The art of parchment-making is still alive in Ethiopia, and is practiced primarily by the scribes who will write on the finished product. Skins of goats are used for books, while those of sheep are preferred for scrolls. In the past, the skins of horses are known to have been used, producing large amounts of parchment, but provoking some condemnation, as horses are unclean animals to Orthodox Ethiopians. The selected skins are soaked in water for a few days, then, when thoroughly soaked, the skin is stretched on a frame, and tensioned. Meat and connective tissue is scraped off with the curved parchment knife, then the pumice stone (sometimes in concert with an abrasive powder) is used to more finely clean the skin. After being washed, the frame is put up against a tree or the side of a house, to dry in the shade. The tension will be checked, and increased, over the day or more it will take to dry. This process of drying under tension is what makes parchment different than leather, as the fibres of the skin are re-arranged into a denser, more durable sheet. Once the stretched skin (now unfinished parchment) has dried, it is scraped with the parchment adze to remove the hair follicles, and rubbed again with the pumice-stone, to clean off all of the epidermis and much of the “grain” layer. Once this is done, it is washed again and set out to dry for a final time; when totally dry, it may be cut out of the frame, and is ready to be used.

In contrast to historical techniques elsewhere in the Christian world, the Ethiopian scribe does not use slaked lime as a depilant, relying on clean water to loosen the hair.
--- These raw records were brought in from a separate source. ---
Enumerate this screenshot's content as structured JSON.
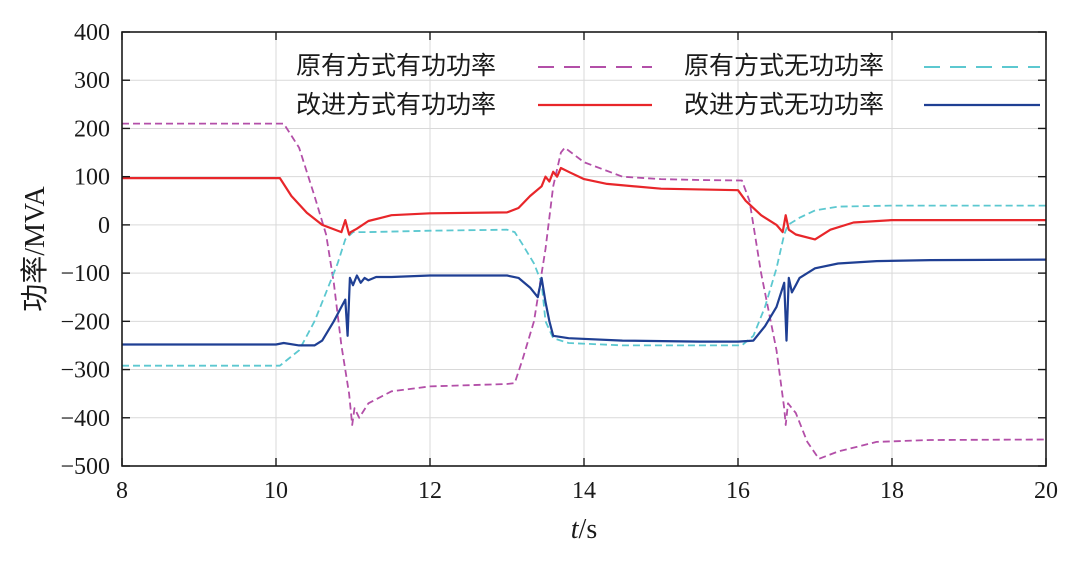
{
  "chart_data": {
    "type": "line",
    "title": "",
    "xlabel_italic": "t",
    "xlabel_unit": "/s",
    "ylabel": "功率/MVA",
    "xlim": [
      8,
      20
    ],
    "ylim": [
      -500,
      400
    ],
    "xticks": [
      8,
      10,
      12,
      14,
      16,
      18,
      20
    ],
    "yticks": [
      400,
      300,
      200,
      100,
      0,
      -100,
      -200,
      -300,
      -400,
      -500
    ],
    "ytick_labels": [
      "400",
      "300",
      "200",
      "100",
      "0",
      "−100",
      "−200",
      "−300",
      "−400",
      "−500"
    ],
    "grid": true,
    "legend_position": "top",
    "series": [
      {
        "name": "原有方式有功功率",
        "color": "#b34fa8",
        "style": "dashed",
        "points": [
          [
            8,
            210
          ],
          [
            10.1,
            210
          ],
          [
            10.3,
            160
          ],
          [
            10.5,
            60
          ],
          [
            10.65,
            -20
          ],
          [
            10.75,
            -120
          ],
          [
            10.85,
            -250
          ],
          [
            10.95,
            -350
          ],
          [
            10.99,
            -415
          ],
          [
            11.02,
            -380
          ],
          [
            11.08,
            -400
          ],
          [
            11.2,
            -370
          ],
          [
            11.5,
            -345
          ],
          [
            12,
            -335
          ],
          [
            13,
            -330
          ],
          [
            13.1,
            -328
          ],
          [
            13.2,
            -280
          ],
          [
            13.35,
            -200
          ],
          [
            13.5,
            -50
          ],
          [
            13.6,
            80
          ],
          [
            13.7,
            150
          ],
          [
            13.75,
            160
          ],
          [
            14,
            130
          ],
          [
            14.5,
            100
          ],
          [
            15,
            95
          ],
          [
            15.5,
            93
          ],
          [
            16.05,
            92
          ],
          [
            16.15,
            50
          ],
          [
            16.3,
            -100
          ],
          [
            16.5,
            -260
          ],
          [
            16.6,
            -380
          ],
          [
            16.62,
            -415
          ],
          [
            16.65,
            -370
          ],
          [
            16.75,
            -390
          ],
          [
            16.9,
            -450
          ],
          [
            17.05,
            -485
          ],
          [
            17.3,
            -470
          ],
          [
            17.8,
            -450
          ],
          [
            18.5,
            -446
          ],
          [
            20,
            -445
          ]
        ]
      },
      {
        "name": "原有方式无功功率",
        "color": "#5cc8d0",
        "style": "dashed",
        "points": [
          [
            8,
            -292
          ],
          [
            10.05,
            -292
          ],
          [
            10.3,
            -260
          ],
          [
            10.5,
            -200
          ],
          [
            10.65,
            -140
          ],
          [
            10.8,
            -80
          ],
          [
            10.9,
            -30
          ],
          [
            11,
            -15
          ],
          [
            11.2,
            -15
          ],
          [
            12,
            -12
          ],
          [
            13,
            -10
          ],
          [
            13.1,
            -15
          ],
          [
            13.2,
            -40
          ],
          [
            13.35,
            -80
          ],
          [
            13.45,
            -120
          ],
          [
            13.5,
            -200
          ],
          [
            13.6,
            -235
          ],
          [
            13.8,
            -245
          ],
          [
            14.5,
            -250
          ],
          [
            15.5,
            -250
          ],
          [
            16.05,
            -250
          ],
          [
            16.2,
            -230
          ],
          [
            16.35,
            -170
          ],
          [
            16.5,
            -90
          ],
          [
            16.6,
            -20
          ],
          [
            16.65,
            0
          ],
          [
            16.8,
            15
          ],
          [
            17,
            30
          ],
          [
            17.3,
            38
          ],
          [
            18,
            40
          ],
          [
            20,
            40
          ]
        ]
      },
      {
        "name": "改进方式有功功率",
        "color": "#e8262a",
        "style": "solid",
        "points": [
          [
            8,
            97
          ],
          [
            10.05,
            97
          ],
          [
            10.2,
            60
          ],
          [
            10.4,
            25
          ],
          [
            10.6,
            0
          ],
          [
            10.85,
            -15
          ],
          [
            10.9,
            10
          ],
          [
            10.95,
            -20
          ],
          [
            10.97,
            -15
          ],
          [
            11.05,
            -8
          ],
          [
            11.2,
            8
          ],
          [
            11.5,
            20
          ],
          [
            12,
            24
          ],
          [
            13,
            26
          ],
          [
            13.15,
            35
          ],
          [
            13.3,
            60
          ],
          [
            13.45,
            80
          ],
          [
            13.5,
            100
          ],
          [
            13.55,
            90
          ],
          [
            13.6,
            110
          ],
          [
            13.65,
            100
          ],
          [
            13.7,
            118
          ],
          [
            13.8,
            110
          ],
          [
            14,
            95
          ],
          [
            14.3,
            85
          ],
          [
            15,
            75
          ],
          [
            16,
            72
          ],
          [
            16.1,
            50
          ],
          [
            16.3,
            20
          ],
          [
            16.5,
            0
          ],
          [
            16.58,
            -15
          ],
          [
            16.62,
            20
          ],
          [
            16.66,
            -10
          ],
          [
            16.75,
            -20
          ],
          [
            17,
            -30
          ],
          [
            17.2,
            -10
          ],
          [
            17.5,
            5
          ],
          [
            18,
            10
          ],
          [
            20,
            10
          ]
        ]
      },
      {
        "name": "改进方式无功功率",
        "color": "#1f3f93",
        "style": "solid",
        "points": [
          [
            8,
            -248
          ],
          [
            10,
            -248
          ],
          [
            10.1,
            -245
          ],
          [
            10.3,
            -250
          ],
          [
            10.5,
            -250
          ],
          [
            10.6,
            -240
          ],
          [
            10.75,
            -200
          ],
          [
            10.85,
            -170
          ],
          [
            10.9,
            -155
          ],
          [
            10.93,
            -230
          ],
          [
            10.96,
            -110
          ],
          [
            11,
            -125
          ],
          [
            11.05,
            -105
          ],
          [
            11.1,
            -120
          ],
          [
            11.15,
            -110
          ],
          [
            11.2,
            -115
          ],
          [
            11.3,
            -108
          ],
          [
            11.5,
            -108
          ],
          [
            12,
            -105
          ],
          [
            13,
            -105
          ],
          [
            13.15,
            -110
          ],
          [
            13.3,
            -130
          ],
          [
            13.4,
            -150
          ],
          [
            13.45,
            -110
          ],
          [
            13.5,
            -160
          ],
          [
            13.55,
            -200
          ],
          [
            13.6,
            -230
          ],
          [
            13.8,
            -235
          ],
          [
            14.5,
            -240
          ],
          [
            15.5,
            -242
          ],
          [
            16,
            -242
          ],
          [
            16.2,
            -240
          ],
          [
            16.35,
            -210
          ],
          [
            16.5,
            -170
          ],
          [
            16.6,
            -120
          ],
          [
            16.63,
            -240
          ],
          [
            16.66,
            -110
          ],
          [
            16.7,
            -140
          ],
          [
            16.75,
            -125
          ],
          [
            16.8,
            -110
          ],
          [
            17,
            -90
          ],
          [
            17.3,
            -80
          ],
          [
            17.8,
            -75
          ],
          [
            18.5,
            -73
          ],
          [
            20,
            -72
          ]
        ]
      }
    ]
  }
}
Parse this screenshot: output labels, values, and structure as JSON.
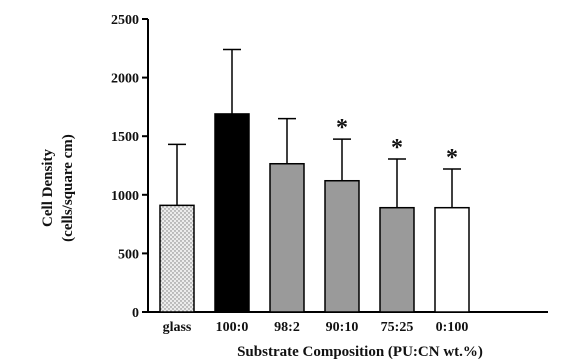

Parchment-making is an ancient process, and was probably known in Ethiopia before the coming of Christianity. However, the Church showed an early preference for writing its books on parchment, and, as religious material was the primary type of book production during the medieval period, in Ethiopia as in Europe, parchment was standardized as the material of choice from c. 200 C. E. until the wide-spread adoption of paper.

The Tools

Parchmenting Knife, Bahir Dar

The Parchment Knife

[mäqad or መአፈፊያ ካራ määfäfiya kara] Used to separate fatty subcutaneous tissue from the skin layer on the flesh side; some use in other tasks. When removing flesh, it is used at an angle of perhaps 30 degrees from the plane of the skin.

Parchmenting Knife
Parchmenting Adze

The Parchment Adze

[የብራና መፋኪያ yäbǝranna mäfakiya mäträbiya] A modified version of a woodworking adze, it is dragged along the skin at a 90° angle, to scrape off the hair, epidermis, and “grain” layer.

Head of a parchmenting adze
The pumice-stone Cho Brana

The Stones

Two stones are used in parchment-making, a pumice-stone (መራመሚያ ድንጋይ märamämiya dǝngay), used to scour the skin clean, sometimes with the assistance of an abrasive of powdered calcite or marble, called (ኆጸ hoṣa).

The stones
Parchmenting Frame

The Frame

The Process

  • Cutting holes for the rods.
  • Inserting rods on each edge.
  • Tensioning rods to frame.
  • Removing fat and tissue with parchment-knife.
  • Scrubbing with pumice and abrasive.
  • Removing hair with parchment-adze.
  • Appearance of finished surface.
  • Scrubbing and washing.
  • Sewing holes and tears shut.

The Finished Product

A bifolium of parchment, ready for writing. The smoothness and lack of hair follicles on this side marks it as the flesh side, as opposed to the hair side, which would show the remains of the follicles and generally retain more dirt and oil.

Single quire from the Dawit (Psalms)

Ge'ez. 160 x 173 mm. Work of Tsegaeab GebreMaryam, 20th century.

An example of a finished page showing evidence of repairs. Open to part of Psalm 98 (The Lord becomes king; let peoples grow angry!).